Beberapa hari terakhir ia merenung seorang diri, memikirkan segala peristiwa juga perbuatan yang dirinya lakukan. Sampai pada akhirnya dia sampai pada puncak kesimpulan yang menjeratnya ke relung rasa bersalah.

Memberanikan diri meminta cucunya itu datang ke rumah menemuinya, meski harus berbohong dengan mengatakan keadaan Khaisan tidak baik-baik saja. Benar saja, anak itu pulang seorang diri.

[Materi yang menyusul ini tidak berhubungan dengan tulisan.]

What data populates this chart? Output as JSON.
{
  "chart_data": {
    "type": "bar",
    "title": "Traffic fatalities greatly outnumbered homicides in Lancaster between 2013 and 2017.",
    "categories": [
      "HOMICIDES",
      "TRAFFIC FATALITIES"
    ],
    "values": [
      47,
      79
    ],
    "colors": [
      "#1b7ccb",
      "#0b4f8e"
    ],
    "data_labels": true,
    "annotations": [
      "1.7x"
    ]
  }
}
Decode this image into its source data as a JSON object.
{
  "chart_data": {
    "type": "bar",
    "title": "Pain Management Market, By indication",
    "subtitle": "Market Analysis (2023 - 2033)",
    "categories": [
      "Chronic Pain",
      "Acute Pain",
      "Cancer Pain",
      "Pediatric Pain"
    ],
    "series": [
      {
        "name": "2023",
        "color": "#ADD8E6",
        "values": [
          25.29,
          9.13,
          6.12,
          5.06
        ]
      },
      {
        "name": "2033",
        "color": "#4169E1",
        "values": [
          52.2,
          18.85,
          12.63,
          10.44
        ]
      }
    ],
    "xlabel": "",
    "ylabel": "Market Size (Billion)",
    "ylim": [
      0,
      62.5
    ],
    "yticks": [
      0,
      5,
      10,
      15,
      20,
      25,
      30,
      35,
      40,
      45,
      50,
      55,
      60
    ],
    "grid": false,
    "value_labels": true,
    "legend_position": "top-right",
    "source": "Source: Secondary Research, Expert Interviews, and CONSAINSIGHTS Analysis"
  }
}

"Kakek hanya bisa meminta maaf, karena tidak bisa merubah kesalahan yang telah kakek perbuat. Kakek ingin menebus perbuatan buruk Kakek, khususnya kepada kamu" ungkap Kakek dipenuhi penyesalan.

Anak muda itu membalikkan tubuh, menatap lamat-lamat pria tua dihadapannya. Ia hanya diam tidak menanggapi atau menunjukkan sebuah ekspresi yang berarti.

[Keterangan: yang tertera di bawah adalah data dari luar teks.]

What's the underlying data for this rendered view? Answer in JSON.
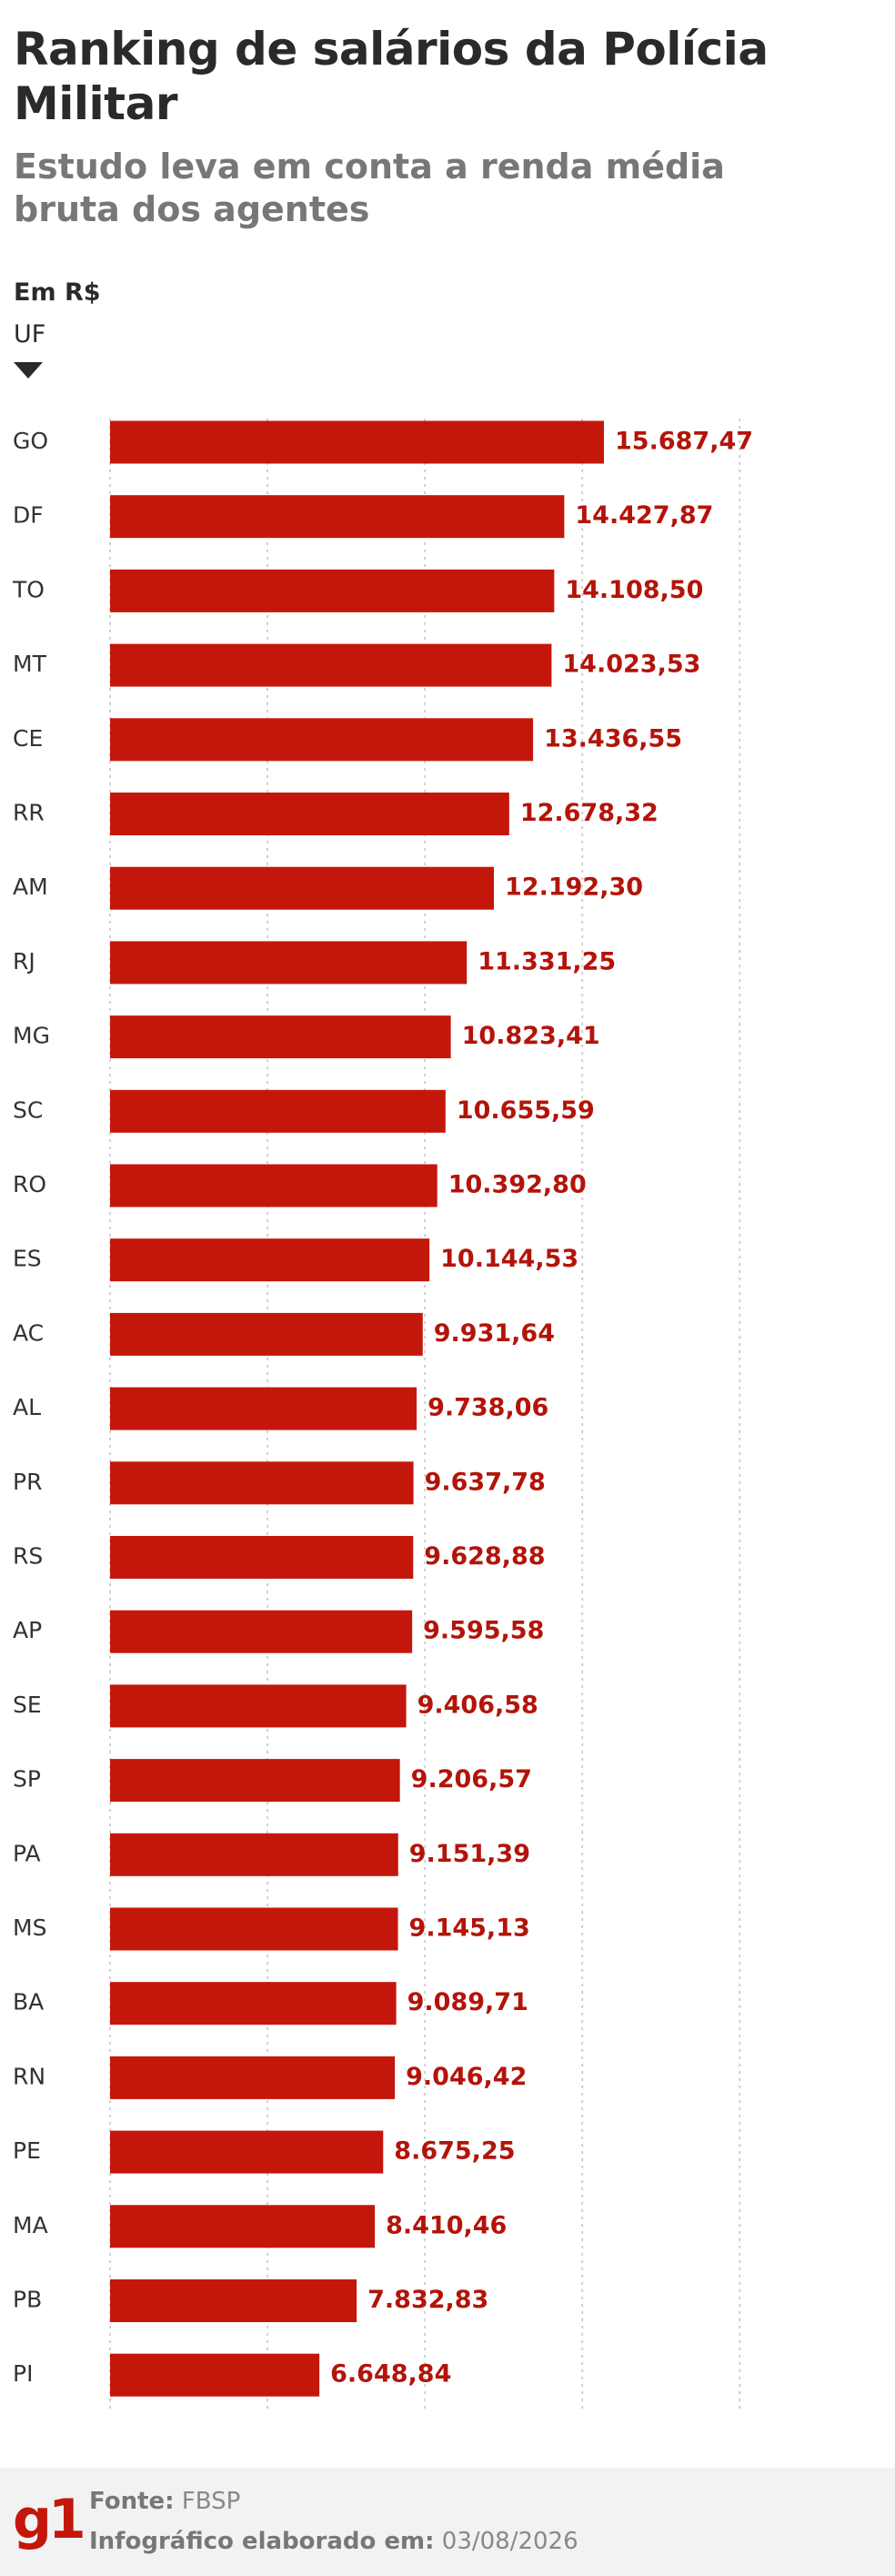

"Nenek juga meminta maaf Rey. Ucapan Nenek pasti sangat menyakiti hati kamu, dan Nenek sangat menyesalinya. Tolong maafkan Nenek, Reyhan" timpal seorang wanita yang juga berada di tengah ruang tamu. 

Reyhan melirik sekilas sang Nenek, raut penyesalan jelas tampak di wajah wanita itu. Jika diperhatikan dari tutur katanya, kedua orang dewasa itu seperti menitik beratkan sebuah harapan pada dirinya.

"Maaf ya? Terkadang maaf itu hanya sebagai formalitas tanpa dibarengi makna dan ketulusan. Kakek pernah meminta maaf beberapa waktu lalu, meminta kesempatan memperbaiki hubungan. Akan tetapi itu hanya sebuah drama agar Reyhan pergi dari rumah ini. Sejak saat itu rasa ragu untuk memaafkan seseorang itu ada, apalagi untuk memberi kesempatan kedua, itu sulit" ungkap Reyhan tanpa mengalihkan pandangan.

"Lalu, lalu apa bisa kami lakukan supaya kamu mau memaafkan kami, supa kamu tinggal lagi di sini?"

"Tidak ada."

Pria tua itu mendesah kecewa, sepertinya anak muda itu memang tak memiliki niatan memberikan secuil kesempatan untuk dirinya. Iya, dirinya teramat sadar akan perbuatan yang begitu kejam tidak mungkin bisa terselesaikan hanya dengan satu kata maaf, yang dibarengi bumbu penyesalan juga pemanis air mata.

"Tidak apa jika kamu tidak mau memaafkan Nenek dan Kakek, tetapi kamu maukan pulang ke rumah ini lagi? Kita tinggal bersama lagi. Nenek mohon" pinta Fanni meraih tangan cucunya.

"Kenapa, Reyhan harus pulang?" tukas cowok jangkung itu melepas cekalan sang Nenek.

"Karena di sini rumah kamu. Nenek ingin keluarga kita kembali utuh, dan kita tidak saling bermusuhan. Hanya itu yang nenek inginkan di sisa hidup Nenek" balas Fanni secara gamblang. 

"Sayangnya Reyhan tidak punya rumah!" tandas pemuda itu menekankan setiap kata.

Baginya rumah itu telah lebur semenjak ia menyadari bahwa keluarga tidak menganggapnya ada, mereka hanya mencantumkan namanya sebagai formalitas bukan prioritas.

Di samping itu dia juga merasa lucu, mendengar kedua orang dewasa itu meminta maaf dan memintanya pulang. Bukankah mereka yang paling antusias menanamkan luka?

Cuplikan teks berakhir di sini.